Leica's R body SLR cameras are not as well known as their M rangefinders. And while photographers have varying opinions on the cameras, almost everyone agrees that the Leica R lenses are every bit as good as their M counterparts, both optically and in build quality. When the lens arrived, it had that familiar Leica heft, silky smooth focus, perfect aperture actuation and an appearance of something that was crafted with pride and care. Being a photographer and not a collector, the real proof would be in the shooting. So I mounted the Macro Elmarit on my Leica R5 body and boarded the Smart Train at the Sonoma County Airport for a Sunday afternoon ride down into Marin County's San Rafael.
It was a partly cloudy day. I was using Kodak's Portra 400. I set the Leica to 200 ISO and used the aperture priority metering mode. A nice walk through downtown. Care to come along?
Back home, I experimented a bit with the macro capabilities of this lens. I am going to try a tripod and some better lighting to get in closer and use a higher shutter speed next time. However, this lens has possibilities for sure.
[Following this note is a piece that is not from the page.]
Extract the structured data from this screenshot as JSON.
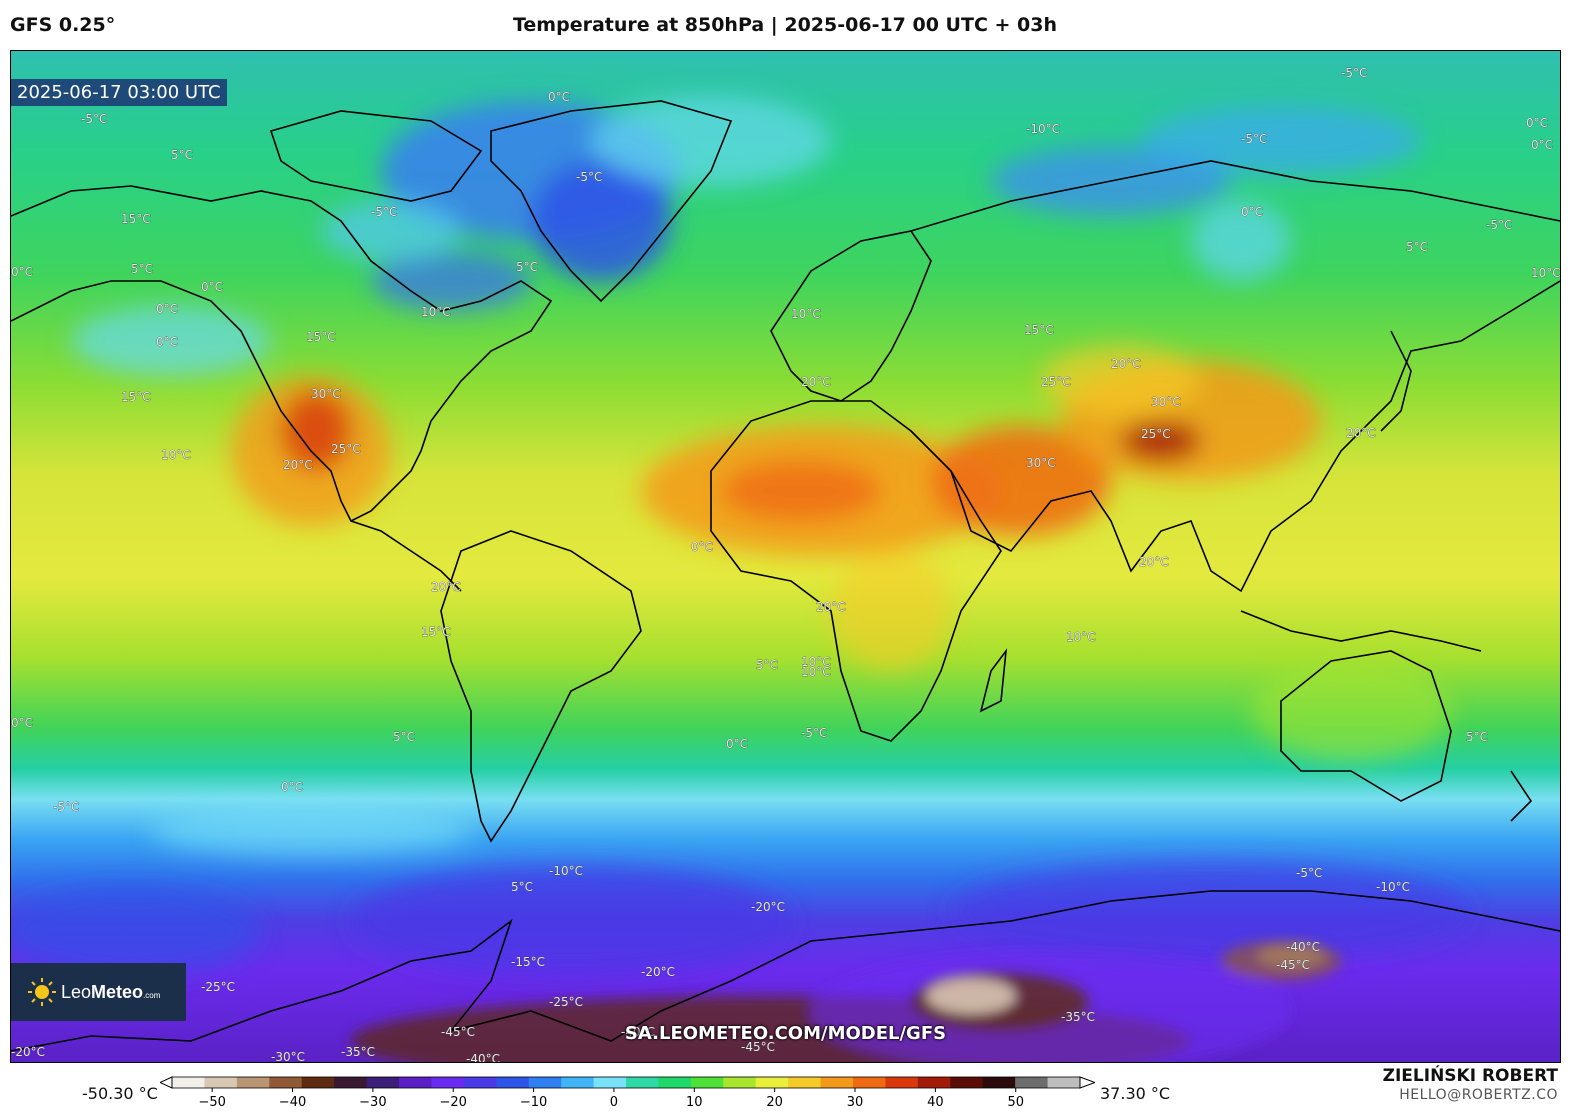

And of course, the end of roll selfie.
I enjoyed using this lens a lot. Like all Leica lenses, it is a joy to handle and use. It is pretty close in size and weight to the 50mm Summicron-R lens I own. At f/2.8, it's plenty fast. It is very sharp at infinity and if I want to get serious about macro photography with it, I need to tripod mount the camera and get serious about my lighting. I own two Leica R bodies, this R5, which offers various manual shooting modes plus programmed auto-exposure and a manual mechanical body, the R6. This Macro-Elmarit will find a permanent home on one of them.